Saving History Saturday: Central Virginia Battlefields Trust Updates

The Central Virginia Battlefields Trust (CVBT) is currently fundraising to protect Witness Trees on the Chancellorsville battlefield.

During storms in the late summer, CVBT had a 200-year-old witness tree suffer fatal damage due to a storm on one of their properties along Stonewall Jackson’s Flank Attack. This served as a call to action for the organization.

On the same piece of property, they identified two additional Witness Trees that are over 190 years old, and the property may have as many as eleven witness trees on this 10-acre parcel. These trees bore witness to the events of May 2, 1863. First as Maj. Gen. Joseph Hooker rode west to check in on the XI Corps in the morning, and Lt. Gen.
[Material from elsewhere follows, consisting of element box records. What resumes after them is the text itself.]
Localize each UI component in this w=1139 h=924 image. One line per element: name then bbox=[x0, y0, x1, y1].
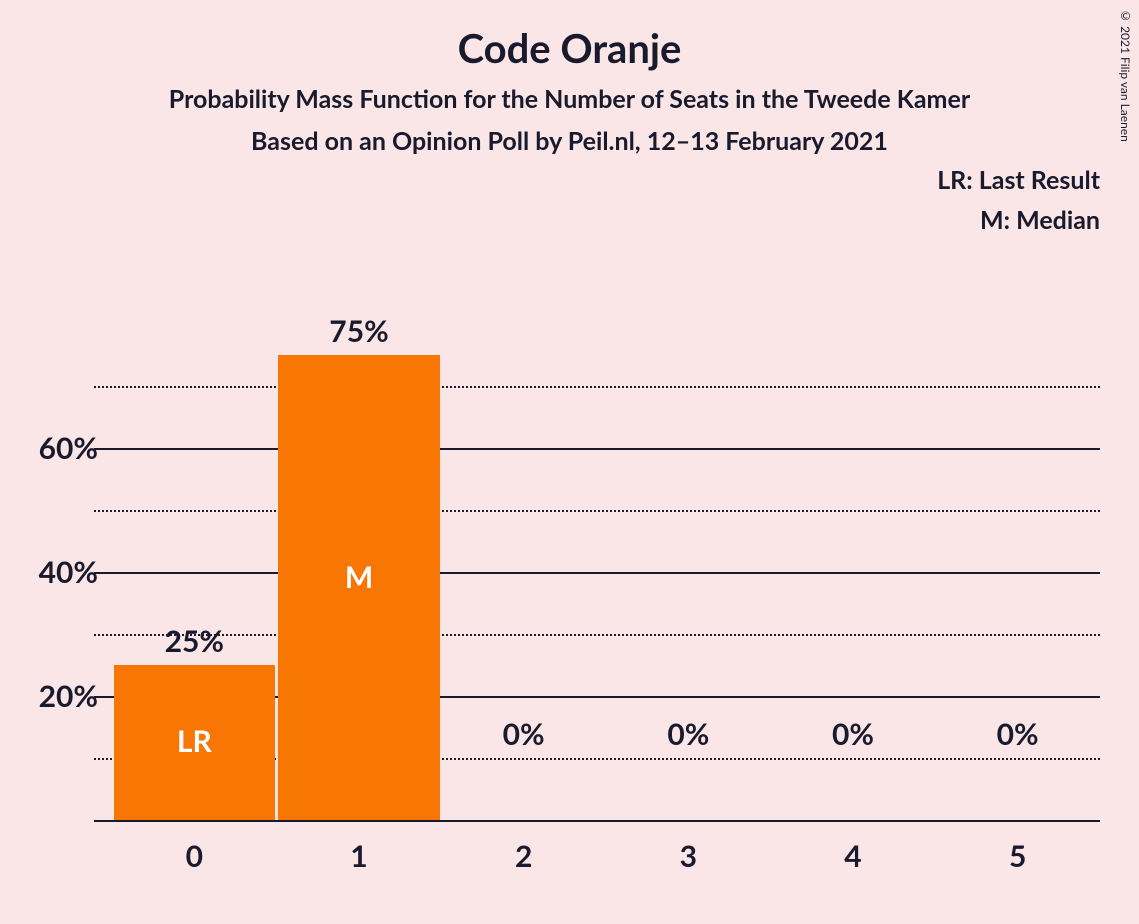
gridline-minor bbox=[94, 634, 1100, 636]
gridline-major bbox=[94, 448, 1100, 450]
y-tick-label: 40% bbox=[39, 554, 112, 590]
chart-plot-area: 20%40%60%25%LR075%M10%20%30%40%5 bbox=[112, 200, 1100, 820]
legend: LR: Last Result M: Median bbox=[840, 165, 1100, 235]
legend-lr: LR: Last Result bbox=[840, 165, 1100, 195]
bar-value-label: 25% bbox=[165, 623, 224, 659]
x-axis-baseline bbox=[94, 820, 1100, 822]
chart-subtitle-2: Based on an Opinion Poll by Peil.nl, 12–… bbox=[0, 114, 1139, 156]
x-tick-label: 1 bbox=[350, 820, 367, 874]
x-tick-label: 4 bbox=[844, 820, 861, 874]
x-tick-label: 3 bbox=[680, 820, 697, 874]
bar-value-label: 0% bbox=[997, 716, 1039, 752]
bar-value-label: 0% bbox=[503, 716, 545, 752]
copyright-text: © 2021 Filip van Laenen bbox=[1118, 8, 1133, 142]
chart-subtitle-1: Probability Mass Function for the Number… bbox=[0, 72, 1139, 114]
y-tick-label: 20% bbox=[39, 678, 112, 714]
x-tick-label: 0 bbox=[186, 820, 203, 874]
gridline-minor bbox=[94, 386, 1100, 388]
x-tick-label: 5 bbox=[1009, 820, 1026, 874]
bar-inner-label: LR bbox=[177, 723, 212, 759]
legend-m: M: Median bbox=[840, 205, 1100, 235]
bar-value-label: 0% bbox=[832, 716, 874, 752]
gridline-minor bbox=[94, 510, 1100, 512]
bar-value-label: 0% bbox=[667, 716, 709, 752]
bar-inner-label: M bbox=[345, 559, 373, 595]
x-tick-label: 2 bbox=[515, 820, 532, 874]
chart-title: Code Oranje bbox=[0, 0, 1139, 72]
bar-value-label: 75% bbox=[329, 313, 388, 349]
y-tick-label: 60% bbox=[39, 430, 112, 466]
gridline-major bbox=[94, 572, 1100, 574]
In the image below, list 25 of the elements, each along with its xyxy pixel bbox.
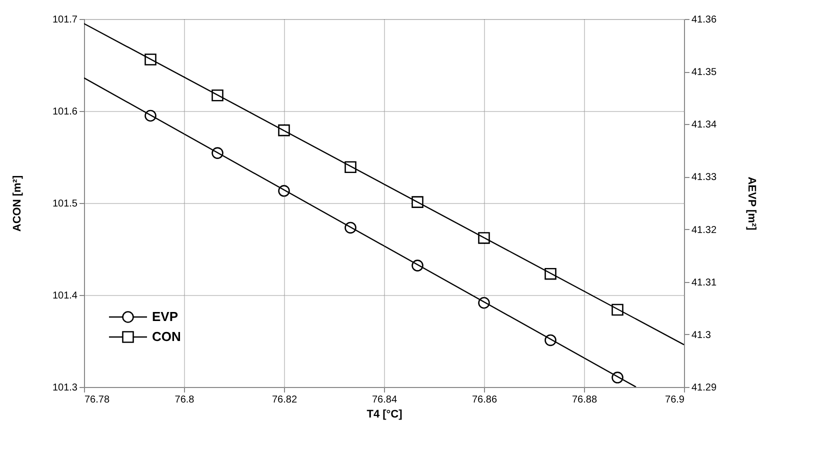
y-tick-label: 101.4 <box>52 290 78 302</box>
x-tick-label: 76.8 <box>174 394 195 406</box>
x-tick-label: 76.86 <box>472 394 498 406</box>
x-tick-label: 76.82 <box>272 394 298 406</box>
x-axis-title: T4 [°C] <box>366 408 403 420</box>
x-tick-label: 76.9 <box>665 394 685 406</box>
y-tick-label: 101.6 <box>52 106 78 118</box>
y2-tick-label: 41.36 <box>692 14 717 26</box>
x-tick-label: 76.88 <box>572 394 598 406</box>
y2-tick-label: 41.35 <box>692 67 717 78</box>
y-axis-title: ACON [m²] <box>11 175 24 232</box>
y2-tick-label: 41.34 <box>692 120 717 131</box>
legend-label: CON <box>152 329 181 344</box>
y2-tick-label: 41.29 <box>692 382 717 394</box>
y-tick-label: 101.3 <box>52 382 78 394</box>
y2-tick-label: 41.31 <box>692 277 717 288</box>
y2-axis-title: AEVP [m²] <box>746 176 758 231</box>
y-tick-label: 101.5 <box>52 198 78 210</box>
x-tick-label: 76.84 <box>372 394 398 406</box>
y2-tick-label: 41.3 <box>692 330 712 341</box>
legend-label: EVP <box>152 309 178 324</box>
y-tick-label: 101.7 <box>52 14 78 26</box>
y2-tick-label: 41.33 <box>692 172 717 184</box>
y2-tick-label: 41.32 <box>692 224 717 236</box>
x-tick-label: 76.78 <box>84 394 110 406</box>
Thomas “Stonewall” Jackson as his men made their famous flank attack, as well as he was carried back past them after his wounding a little while later.
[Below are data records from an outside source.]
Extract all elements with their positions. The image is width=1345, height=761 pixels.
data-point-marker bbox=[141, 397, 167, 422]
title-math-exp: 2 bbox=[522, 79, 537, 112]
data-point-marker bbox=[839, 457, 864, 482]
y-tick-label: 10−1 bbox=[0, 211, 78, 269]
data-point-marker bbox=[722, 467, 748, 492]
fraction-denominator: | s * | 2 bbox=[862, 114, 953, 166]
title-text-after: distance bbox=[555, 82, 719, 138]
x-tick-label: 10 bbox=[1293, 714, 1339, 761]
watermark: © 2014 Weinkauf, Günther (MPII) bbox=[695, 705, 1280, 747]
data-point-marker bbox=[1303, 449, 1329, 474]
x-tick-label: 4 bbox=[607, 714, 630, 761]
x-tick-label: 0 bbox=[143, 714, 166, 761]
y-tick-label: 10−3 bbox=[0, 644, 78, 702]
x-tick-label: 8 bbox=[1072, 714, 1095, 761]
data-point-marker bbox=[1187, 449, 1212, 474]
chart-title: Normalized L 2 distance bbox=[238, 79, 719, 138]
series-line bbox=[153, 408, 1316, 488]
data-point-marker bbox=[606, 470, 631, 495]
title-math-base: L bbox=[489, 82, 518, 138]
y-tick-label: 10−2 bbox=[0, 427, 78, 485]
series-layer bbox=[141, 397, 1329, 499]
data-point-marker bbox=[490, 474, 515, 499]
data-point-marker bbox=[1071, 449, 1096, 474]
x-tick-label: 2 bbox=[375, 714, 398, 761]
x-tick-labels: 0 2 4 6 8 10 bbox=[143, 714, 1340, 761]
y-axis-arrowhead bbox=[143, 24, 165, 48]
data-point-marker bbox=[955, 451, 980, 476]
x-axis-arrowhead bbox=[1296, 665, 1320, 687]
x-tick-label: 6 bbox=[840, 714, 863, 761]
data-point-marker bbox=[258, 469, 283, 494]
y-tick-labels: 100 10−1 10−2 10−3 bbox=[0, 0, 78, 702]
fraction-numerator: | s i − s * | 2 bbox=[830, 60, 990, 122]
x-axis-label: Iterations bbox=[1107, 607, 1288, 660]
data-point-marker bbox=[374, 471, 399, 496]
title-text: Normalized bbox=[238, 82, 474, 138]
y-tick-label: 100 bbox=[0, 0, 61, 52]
Chancellorsville Witness Tree Photo: Terry Rensel

CVBT is currently raising $20,000 in their effort to protect the Chancellorsville Flank Attack witness trees.
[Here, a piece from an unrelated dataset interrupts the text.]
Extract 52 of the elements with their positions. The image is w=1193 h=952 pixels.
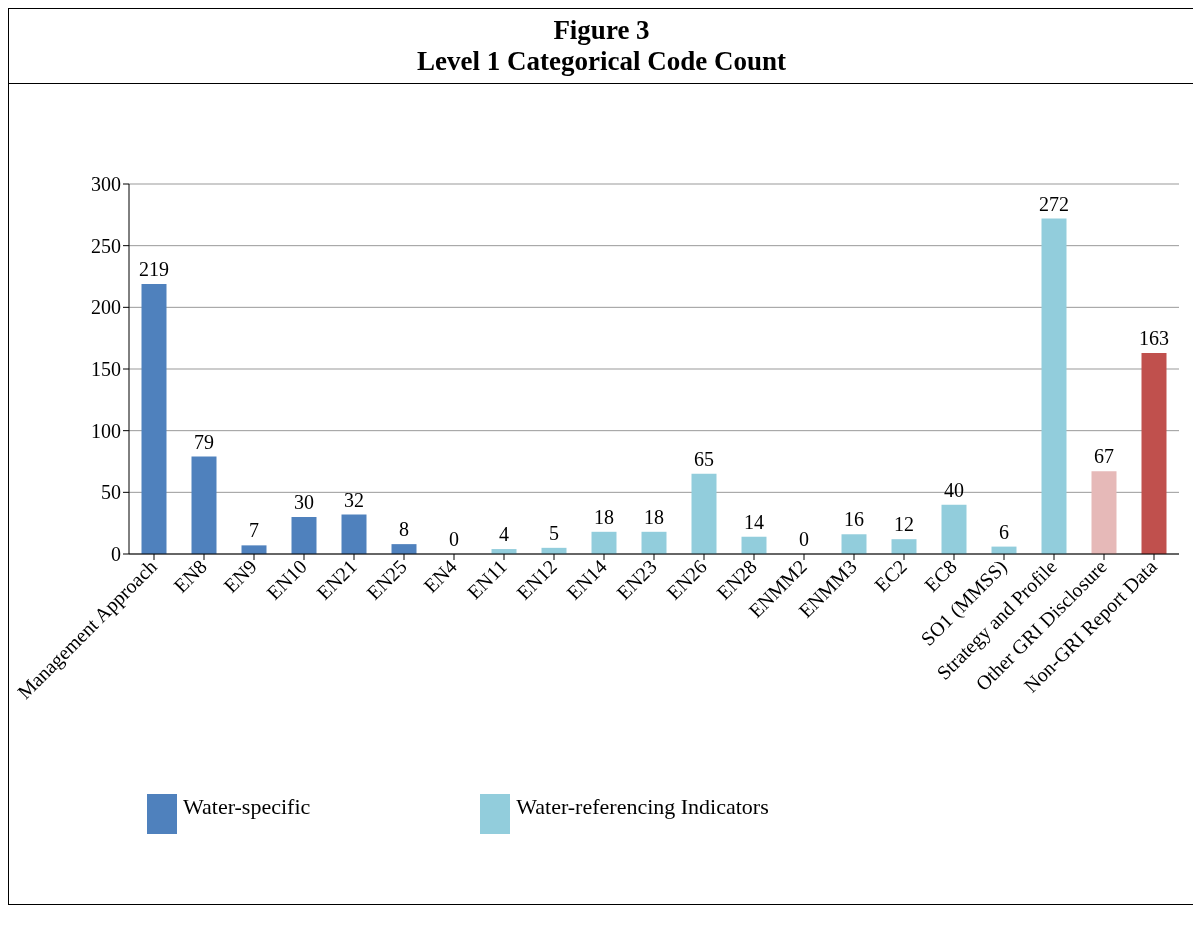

In late September CVBT also finished the work to place a historic preservation easement on 70-plus acres of their Myer’s Hill property at Spotsylvania with the Virginia Department of Historic Resources. The fighting at Myer’s Hill took place on May 14, 1864 and is the location where Army of the Potomac commander Maj. Gen. George Gordon Meade was almost captured as he rode forward to inspect the army’s position just as the Confederates counterattacked. CVBT is currently working on both short- and long-term interpretation places for the property.